Research

Working Papers

The wage share of GDP in the long run: Class power and economic cycles in the U.S., 1870-2009

Contributes to the resurgent interest in studies of the labor share (the ratio of total wage and salary compensation to GDP).  Other research on this topic has mostly focused on international comparative studies or industry-level analysis.  I look only at the U.S. but over an exceptionally long period of time.  Examining such a long historical record reveals that while cyclical variation in the wage share is determined by workers’ collective bargaining power, the wage share also displays long-term regularity in the sense that the ups and downs produced by power dynamics tend to circle around a fairly constant long-term center of gravity.  I develop a theory to explain both the cyclical power dynamics and the long-term average.  The theory and the data suggest that when workers bargaining power increases it can’t alter the long-term center of gravity, but it can reduce the size (amplitude) of the cycles.  Workers’ power therefore stabilizes the wage share and contributes to macroeconomic stability.

Antagonistic Cooperation: Class conflict and compromise in democratic capitalism

This paper builds on Wright’s theory of class compromise in the context of democratic capitalist countries as described by Przeworksi.  It contributes to the theory of class compromise, arguing that it is a foundational institution of capitalist democracies that enables these countries to stay within a distribution of income that prevents certain types of crises.  However, a perpetual tug-of-war in the form of latent class conflict remains a feature of all market economies and this latent conflict can be both functional (in which case it reinforces the class compromise) or dysfunctional (in which case it threatens societies by provoking inadvertent economic crises).

Wikipedia, Citizendium, Knol: The challenges of self-governance and legitimacy in peer-to-peer knowledge production

My personal interest in open-source software led me to write an institutional analysis of Wikipedia for Erik Wright’s Real Utopias graduate seminar.  Following comparison to some open source software foundations, I argue that, to function in large scale, it appears that Wikipedia may require a hybrid of both physically-centered and web-based dispersed governance structures.  While this version was prepared for journal submission, portions of the original paper were incorporated into Chapter 7 of Erik Wrights’ Envisioning Real Utopias.

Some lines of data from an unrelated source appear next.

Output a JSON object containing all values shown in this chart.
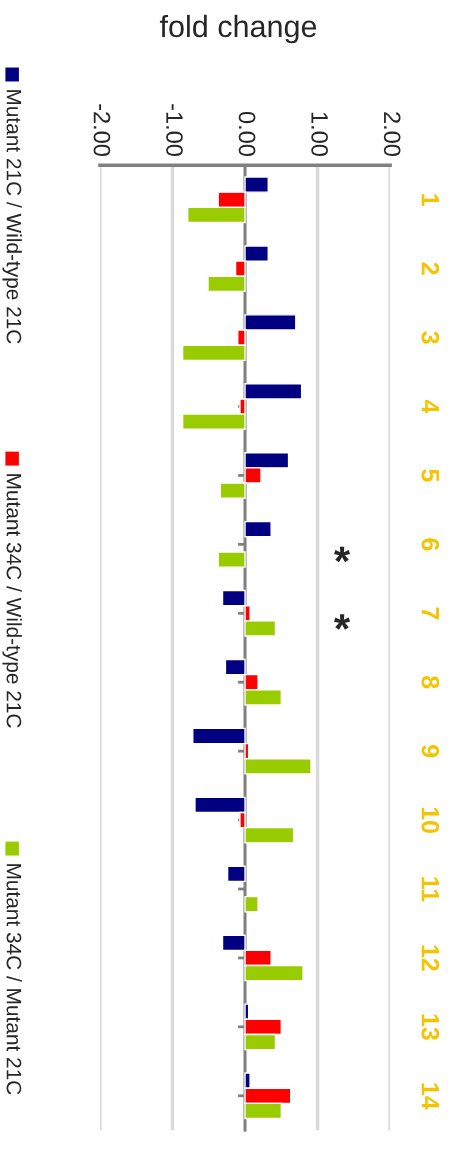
{
  "chart_data": {
    "type": "bar",
    "orientation": "horizontal",
    "title": "fold change",
    "categories": [
      "1",
      "2",
      "3",
      "4",
      "5",
      "6",
      "7",
      "8",
      "9",
      "10",
      "11",
      "12",
      "13",
      "14"
    ],
    "series": [
      {
        "name": "Mutant 21C / Wild-type 21C",
        "color": "#000080",
        "values": [
          0.32,
          0.32,
          0.7,
          0.78,
          0.6,
          0.36,
          -0.31,
          -0.27,
          -0.72,
          -0.69,
          -0.24,
          -0.31,
          0.05,
          0.07
        ]
      },
      {
        "name": "Mutant 34C / Wild-type 21C",
        "color": "#ff0000",
        "values": [
          -0.37,
          -0.13,
          -0.1,
          -0.07,
          0.22,
          null,
          0.07,
          0.18,
          0.05,
          -0.07,
          null,
          0.36,
          0.5,
          0.63
        ]
      },
      {
        "name": "Mutant 34C / Mutant 21C",
        "color": "#99cc00",
        "values": [
          -0.79,
          -0.51,
          -0.86,
          -0.86,
          -0.34,
          -0.37,
          0.42,
          0.5,
          0.91,
          0.67,
          0.18,
          0.8,
          0.42,
          0.5
        ]
      }
    ],
    "xlim": [
      -2,
      2
    ],
    "xticks": [
      {
        "value": -2,
        "label": "-2.00"
      },
      {
        "value": -1,
        "label": "-1.00"
      },
      {
        "value": 0,
        "label": "0.00"
      },
      {
        "value": 1,
        "label": "1.00"
      },
      {
        "value": 2,
        "label": "2.00"
      }
    ],
    "grid": "x",
    "legend": "left",
    "annotations": [
      "*",
      "*"
    ]
  }
}
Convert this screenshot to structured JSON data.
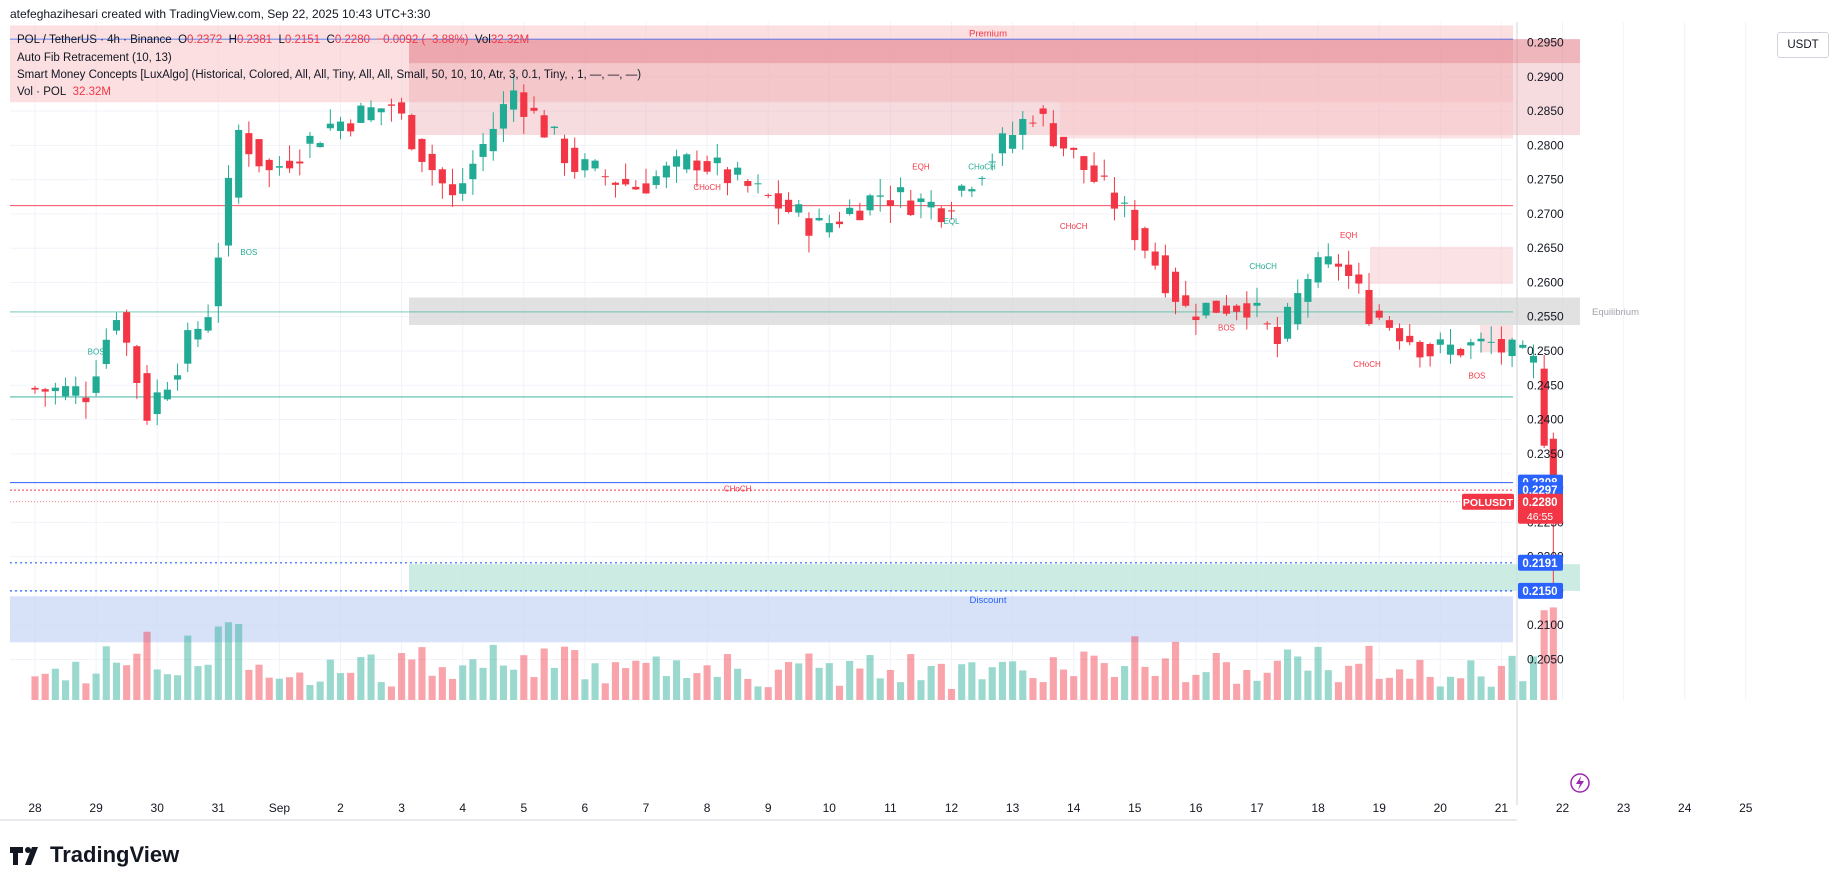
{
  "header": {
    "attribution": "atefeghazihesari created with TradingView.com, Sep 22, 2025 10:43 UTC+3:30"
  },
  "legend": {
    "symbol": "POL / TetherUS · 4h · Binance",
    "o_label": "O",
    "o_value": "0.2372",
    "h_label": "H",
    "h_value": "0.2381",
    "l_label": "L",
    "l_value": "0.2151",
    "c_label": "C",
    "c_value": "0.2280",
    "change": "−0.0092 (−3.88%)",
    "vol_label": "Vol",
    "vol_value": "32.32M",
    "indicator_fib": "Auto Fib Retracement (10, 13)",
    "indicator_smc": "Smart Money Concepts [LuxAlgo] (Historical, Colored, All, All, Tiny, All, All, Small, 50, 10, 10, Atr, 3, 0.1, Tiny, , 1, —, —, —)",
    "vol_indicator": "Vol · POL",
    "vol_indicator_value": "32.32M"
  },
  "currency_button": "USDT",
  "logo_text": "TradingView",
  "colors": {
    "up": "#22ab94",
    "down": "#f23645",
    "premium": "#f7c5c9",
    "discount": "#c9d8f7",
    "equilibrium": "#d4d4d4"
  },
  "chart_data": {
    "type": "candlestick",
    "symbol": "POLUSDT",
    "ylim": [
      0.202,
      0.298
    ],
    "y_ticks": [
      "0.2050",
      "0.2100",
      "0.2150",
      "0.2200",
      "0.2250",
      "0.2300",
      "0.2350",
      "0.2400",
      "0.2450",
      "0.2500",
      "0.2550",
      "0.2600",
      "0.2650",
      "0.2700",
      "0.2750",
      "0.2800",
      "0.2850",
      "0.2900",
      "0.2950"
    ],
    "x_ticks": [
      "28",
      "29",
      "30",
      "31",
      "Sep",
      "2",
      "3",
      "4",
      "5",
      "6",
      "7",
      "8",
      "9",
      "10",
      "11",
      "12",
      "13",
      "14",
      "15",
      "16",
      "17",
      "18",
      "19",
      "20",
      "21",
      "22",
      "23",
      "24",
      "25"
    ],
    "price_labels": [
      {
        "value": "0.2308",
        "color": "#2962ff"
      },
      {
        "value": "0.2297",
        "color": "#2962ff"
      },
      {
        "value": "0.2191",
        "color": "#2962ff"
      },
      {
        "value": "0.2150",
        "color": "#2962ff"
      }
    ],
    "last_price": {
      "symbol": "POLUSDT",
      "value": "0.2280",
      "countdown": "46:55"
    },
    "zones": {
      "premium": "Premium",
      "equilibrium": "Equilibrium",
      "discount": "Discount"
    },
    "structure_labels": [
      "BOS",
      "BOS",
      "CHoCH",
      "EQH",
      "CHoCH",
      "EQL",
      "CHoCH",
      "CHoCH",
      "BOS",
      "EQH",
      "CHoCH",
      "BOS",
      "CHoCH"
    ],
    "anchors": [
      {
        "day": "28",
        "price": 0.2445
      },
      {
        "day": "29",
        "price": 0.244
      },
      {
        "day": "29.5",
        "price": 0.256
      },
      {
        "day": "30",
        "price": 0.241
      },
      {
        "day": "31",
        "price": 0.256
      },
      {
        "day": "31.5",
        "price": 0.282
      },
      {
        "day": "Sep",
        "price": 0.276
      },
      {
        "day": "2",
        "price": 0.283
      },
      {
        "day": "3",
        "price": 0.286
      },
      {
        "day": "4",
        "price": 0.272
      },
      {
        "day": "5",
        "price": 0.288
      },
      {
        "day": "6",
        "price": 0.277
      },
      {
        "day": "7",
        "price": 0.274
      },
      {
        "day": "8",
        "price": 0.278
      },
      {
        "day": "9",
        "price": 0.273
      },
      {
        "day": "10",
        "price": 0.268
      },
      {
        "day": "11",
        "price": 0.273
      },
      {
        "day": "12",
        "price": 0.271
      },
      {
        "day": "13",
        "price": 0.28
      },
      {
        "day": "13.5",
        "price": 0.285
      },
      {
        "day": "14",
        "price": 0.28
      },
      {
        "day": "15",
        "price": 0.27
      },
      {
        "day": "16",
        "price": 0.256
      },
      {
        "day": "17",
        "price": 0.257
      },
      {
        "day": "17.5",
        "price": 0.251
      },
      {
        "day": "18",
        "price": 0.261
      },
      {
        "day": "18.5",
        "price": 0.263
      },
      {
        "day": "19",
        "price": 0.256
      },
      {
        "day": "20",
        "price": 0.25
      },
      {
        "day": "21",
        "price": 0.251
      },
      {
        "day": "21.7",
        "price": 0.248
      },
      {
        "day": "22",
        "price": 0.228
      }
    ]
  }
}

Positional power: a theory and empirics of workers’ collective bargaining power

Updates Luca Perrone’s unfinished theory of “positional power” using recent developments in the techniques of input-output analysis to show how industrial interdependencies influence inter-industry differentials in workers’ bargaining power.  The measure of bargaining power embodied in positional power is then used to empirically analyze industry-level wages and strike propensities.

Projects in early phases of development

Class structure and income distribution in the U.S.

Attempts to measure the share of national income flowing to classes as a contribution to studies of the growth of inequality in the neoliberal era.  While first conceived as building upon the neo-Marxian class analysis project, it has evolved into a theoretical synthesis of Marxian and Weberian ideas.

The social basis of financialization

Studies of financialization have thus far not focused on U.S. households very much.  However, at least one recent study has shown that financialization has exacerbated inequality.  This paper argues that growing inequality among households actually contributed to the rise of finance.  There appears to be a self-perpetuating dynamic in which inequality and financialization feed each other.